Besieged is how most people feel most of the time: by events, by people, by all the necessities of providing, parenting or participating and even by the creative possibilities they have set in motion themselves, and most especially, a success they have achieved through long years of endeavor.

As creatures we define ourselves through belonging or not belonging, we cannot help but make commitments to people, places and things, which then come looking for us.  Conscious or unconscious, we are surrounded not only by the vicissitudes of a difficult world but even more by those of our own making.

If the world will not go away then the great discipline seems to be the ability to make an identity that can live in the midst of everything without feeling beset.  Being besieged ask us to begin the day not with a to do list but a not to do list, a moment outside of the time-bound world in which it can be reordered and reprioritized.  In this space of undoing and silence we create a foundation from which to re-imagine our day and ourselves.  Beginning the daily conversation from a point of view of freedom and being untethered, allows us to re-see ourselves, to reenter the world as if for the first time.

We find that having people knock on our door is as much a privilege as it is a burden; that being seen, being recognized and being wanted by the world and having a place in which to receive everyone and everything, is infinitely preferable to its opposite.

-- from Consolations, by David Whyte p. 27-30

Sunday, September 20, 2015

Courage


'Courage' comes from the Norman French, Coeur, or heart.

Courage is the measure of our heartfelt participation with life, with another, with a community, a work; a future.  To be courageous is not necessarily to go anywhere or do anything except to make conscious those things we already feel deeply and then to live the unending vulnerabilities of those consequences.

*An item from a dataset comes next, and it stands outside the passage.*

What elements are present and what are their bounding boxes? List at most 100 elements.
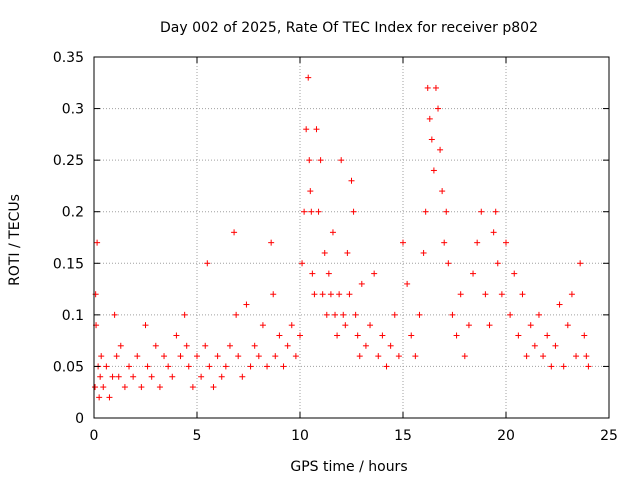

To be courageous is to seat our feelings deeply in the body and in the world: to live up to and into the necessities of relationships that often already exist, with things we find we already care deeply about: with a person, a future, a possibility in society, or with an unknown that begs us on and always has begged us on.  

To be courageous is to stay close to the way we are made.

-- from Consolations, by David Whyte p.39-40

Rest by David Whyte

Rest is the conversation between what we love to do and how we love to be.

To rest is to give up on worrying and fretting and the sense that there is something wrong with the world unless we are there to put it right; to rest is to fall back literally and figuratively from outer targets and shift the goal not to an inner static bull's eye, an imagined state of perfect stillness, but to an inner state of natural exchange.

We are rested when we let things alone and let ourselves alone, to do what we do best, breathe as the body intended us to breathe, to walk as we were meant to walk, to live with the rhythm of a house and a home, giving and taking through cooking and cleaning.  When we give and take in an easy foundational way we are closest to the authentic self, and closest to that self when we are most rested.

To rest is not self-indulgent, to rest is to prepare to give the best of ourselves, and to perhaps, most importantly, arrive at a place where we are able to understand what we have already been given.

In the first state of rest is the sense of stopping, of giving up on what we have been doing or how we have been being.